Le fantasme qui entoure le développement  personnel et les autres activités synonymes d’accomplissement de soi n’est pas gênant parce qu’il serait le symptôme d’une société individualiste. On peut déjà commencer par dire que ces activités sont majoritairement privées, et donc ne se pratiquent pas ou peu dans la sphère publique. On extériorise une partie de ces activités dans la sphère publique parce qu’on ne peut pas faire autrement. Courir chez soi sur un tapis de course, ça n’est pas ultra lol. On le fait donc dehors, souvent seul, sans nécessairement balancer le message suivant au reste du monde : JE SUIS UN INDIVIDUALISTE PARCE QUE JE COURS SEUL AVEC MES ECOUTEURS ET QUE JE DEVELOPPE MON CORPS PAR L’ACTIVITE PHYSIQUE AU LIEU DE M’OCCUPER DES MISEREUX.

Outre le développement personnel, peut-on cracher sur les personnes qui cherchent à devenir propriétaires d’un terrain, pour y mettre une maison, pour l’entourer d’une clôture, pour s’y « réfugier » lorsqu’elles n’ont plus rien à faire dans la sphère publique ?

Difficilement.

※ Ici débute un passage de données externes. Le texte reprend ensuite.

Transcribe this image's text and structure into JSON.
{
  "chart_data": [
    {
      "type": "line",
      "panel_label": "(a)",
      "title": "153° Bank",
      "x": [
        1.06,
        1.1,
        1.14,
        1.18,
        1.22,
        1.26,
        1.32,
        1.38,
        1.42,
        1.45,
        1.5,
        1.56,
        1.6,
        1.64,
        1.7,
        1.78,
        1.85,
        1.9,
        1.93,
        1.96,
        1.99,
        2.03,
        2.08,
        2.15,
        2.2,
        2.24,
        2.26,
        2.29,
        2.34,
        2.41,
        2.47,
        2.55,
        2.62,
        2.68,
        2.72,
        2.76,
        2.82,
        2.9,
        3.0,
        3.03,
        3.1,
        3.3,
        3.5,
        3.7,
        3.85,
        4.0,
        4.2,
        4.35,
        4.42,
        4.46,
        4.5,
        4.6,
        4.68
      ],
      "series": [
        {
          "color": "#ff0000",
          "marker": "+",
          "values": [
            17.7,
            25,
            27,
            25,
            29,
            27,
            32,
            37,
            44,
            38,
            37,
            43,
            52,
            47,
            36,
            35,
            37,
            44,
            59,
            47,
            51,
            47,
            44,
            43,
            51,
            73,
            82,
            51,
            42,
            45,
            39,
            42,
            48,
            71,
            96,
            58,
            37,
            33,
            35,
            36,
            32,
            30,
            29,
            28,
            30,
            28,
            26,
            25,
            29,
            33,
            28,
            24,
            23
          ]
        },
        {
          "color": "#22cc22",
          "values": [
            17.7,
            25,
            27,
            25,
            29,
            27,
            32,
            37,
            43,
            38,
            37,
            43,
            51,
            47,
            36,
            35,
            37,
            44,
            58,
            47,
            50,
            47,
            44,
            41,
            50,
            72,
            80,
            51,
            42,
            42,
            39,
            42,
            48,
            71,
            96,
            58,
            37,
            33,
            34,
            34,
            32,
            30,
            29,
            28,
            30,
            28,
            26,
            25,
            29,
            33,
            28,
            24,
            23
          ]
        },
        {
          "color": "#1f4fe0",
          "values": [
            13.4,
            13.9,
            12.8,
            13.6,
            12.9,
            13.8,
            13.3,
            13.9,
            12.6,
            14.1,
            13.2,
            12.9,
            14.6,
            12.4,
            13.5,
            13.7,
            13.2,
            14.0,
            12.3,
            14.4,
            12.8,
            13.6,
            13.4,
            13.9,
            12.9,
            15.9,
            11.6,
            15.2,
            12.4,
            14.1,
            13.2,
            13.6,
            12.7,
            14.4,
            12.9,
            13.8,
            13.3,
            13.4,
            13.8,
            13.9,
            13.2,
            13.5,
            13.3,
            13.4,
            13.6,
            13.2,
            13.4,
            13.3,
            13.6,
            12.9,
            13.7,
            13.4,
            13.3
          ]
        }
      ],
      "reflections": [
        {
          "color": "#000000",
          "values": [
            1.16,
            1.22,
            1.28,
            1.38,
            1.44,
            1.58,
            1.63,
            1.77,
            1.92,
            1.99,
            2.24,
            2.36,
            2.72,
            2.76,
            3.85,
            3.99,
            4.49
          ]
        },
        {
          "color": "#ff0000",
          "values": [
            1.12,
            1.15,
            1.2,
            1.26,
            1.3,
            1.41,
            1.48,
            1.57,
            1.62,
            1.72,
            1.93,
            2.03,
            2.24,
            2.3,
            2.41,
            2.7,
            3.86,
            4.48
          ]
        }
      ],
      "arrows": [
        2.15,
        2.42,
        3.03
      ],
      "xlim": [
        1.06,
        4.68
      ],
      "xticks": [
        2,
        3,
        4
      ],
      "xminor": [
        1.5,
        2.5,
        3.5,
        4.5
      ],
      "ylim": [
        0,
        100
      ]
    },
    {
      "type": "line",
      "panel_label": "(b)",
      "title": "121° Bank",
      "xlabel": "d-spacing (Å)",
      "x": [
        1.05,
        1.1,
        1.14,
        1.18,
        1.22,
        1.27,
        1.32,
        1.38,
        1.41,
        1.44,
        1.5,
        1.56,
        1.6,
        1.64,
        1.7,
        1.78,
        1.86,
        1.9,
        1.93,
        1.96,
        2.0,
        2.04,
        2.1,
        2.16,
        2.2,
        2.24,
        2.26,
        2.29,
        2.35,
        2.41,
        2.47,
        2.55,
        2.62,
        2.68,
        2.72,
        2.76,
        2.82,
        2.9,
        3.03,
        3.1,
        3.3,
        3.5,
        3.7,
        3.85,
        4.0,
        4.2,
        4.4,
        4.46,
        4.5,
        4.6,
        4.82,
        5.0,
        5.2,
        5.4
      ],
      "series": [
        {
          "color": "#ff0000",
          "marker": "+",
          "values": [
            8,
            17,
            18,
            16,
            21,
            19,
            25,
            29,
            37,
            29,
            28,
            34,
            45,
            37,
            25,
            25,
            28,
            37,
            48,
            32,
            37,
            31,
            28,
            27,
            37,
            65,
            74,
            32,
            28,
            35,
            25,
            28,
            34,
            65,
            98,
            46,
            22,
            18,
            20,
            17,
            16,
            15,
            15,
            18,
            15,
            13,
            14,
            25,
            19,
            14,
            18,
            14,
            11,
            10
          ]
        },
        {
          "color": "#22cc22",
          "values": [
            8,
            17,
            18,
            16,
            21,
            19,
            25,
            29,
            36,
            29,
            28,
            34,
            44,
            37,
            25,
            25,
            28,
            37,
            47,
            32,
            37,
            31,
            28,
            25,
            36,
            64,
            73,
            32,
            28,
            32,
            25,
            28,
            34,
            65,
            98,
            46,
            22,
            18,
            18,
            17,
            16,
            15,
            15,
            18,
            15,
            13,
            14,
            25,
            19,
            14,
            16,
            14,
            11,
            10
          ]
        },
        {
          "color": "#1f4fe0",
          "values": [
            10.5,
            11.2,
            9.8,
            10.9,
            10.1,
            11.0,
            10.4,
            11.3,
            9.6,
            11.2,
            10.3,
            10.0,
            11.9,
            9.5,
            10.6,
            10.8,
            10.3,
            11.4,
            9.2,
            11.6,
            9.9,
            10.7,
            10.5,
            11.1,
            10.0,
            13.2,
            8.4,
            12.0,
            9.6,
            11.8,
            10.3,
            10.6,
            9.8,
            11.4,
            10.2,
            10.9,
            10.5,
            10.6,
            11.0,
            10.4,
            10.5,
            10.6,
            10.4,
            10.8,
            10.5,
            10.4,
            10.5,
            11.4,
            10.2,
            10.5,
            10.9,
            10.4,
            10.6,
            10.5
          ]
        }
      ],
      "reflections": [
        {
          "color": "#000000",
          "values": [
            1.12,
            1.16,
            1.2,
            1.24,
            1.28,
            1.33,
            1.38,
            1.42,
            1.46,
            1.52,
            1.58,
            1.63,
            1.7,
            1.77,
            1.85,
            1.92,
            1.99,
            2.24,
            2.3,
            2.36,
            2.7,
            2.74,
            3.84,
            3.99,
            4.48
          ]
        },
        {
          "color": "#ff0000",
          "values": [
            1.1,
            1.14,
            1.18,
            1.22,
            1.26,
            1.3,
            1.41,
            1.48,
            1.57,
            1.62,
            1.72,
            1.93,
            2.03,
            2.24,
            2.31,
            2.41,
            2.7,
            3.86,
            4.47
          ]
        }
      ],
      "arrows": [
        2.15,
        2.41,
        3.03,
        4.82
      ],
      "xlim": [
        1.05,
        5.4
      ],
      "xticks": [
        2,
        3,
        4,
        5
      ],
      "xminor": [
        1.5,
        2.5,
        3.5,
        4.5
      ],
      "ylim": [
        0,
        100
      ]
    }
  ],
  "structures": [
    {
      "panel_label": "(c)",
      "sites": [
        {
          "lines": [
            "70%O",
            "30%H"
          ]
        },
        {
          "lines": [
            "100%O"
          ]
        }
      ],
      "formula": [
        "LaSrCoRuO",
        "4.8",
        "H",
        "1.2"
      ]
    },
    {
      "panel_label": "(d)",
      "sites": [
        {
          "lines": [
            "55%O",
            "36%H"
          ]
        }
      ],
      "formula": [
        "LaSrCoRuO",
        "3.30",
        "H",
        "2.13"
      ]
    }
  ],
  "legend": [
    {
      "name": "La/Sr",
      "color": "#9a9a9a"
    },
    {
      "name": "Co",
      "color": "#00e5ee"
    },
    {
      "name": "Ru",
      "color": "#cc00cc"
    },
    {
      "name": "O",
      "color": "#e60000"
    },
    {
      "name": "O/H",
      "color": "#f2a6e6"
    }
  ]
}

Ou bien il faudrait revoir le fonctionnement de la vie, qui marche comme ça depuis, genre, hyper longtemps. Nous privatisons une partie de nos activités depuis belle lurette, parce qu’elles sont individuelles par nature, ou parce qu’elles n’ont pas lieu d’être dans la sphère publique (#FaireCaca), pour des raisons culturelles ou autres. Elles font partie de ce que nous appelons « développement personnel ».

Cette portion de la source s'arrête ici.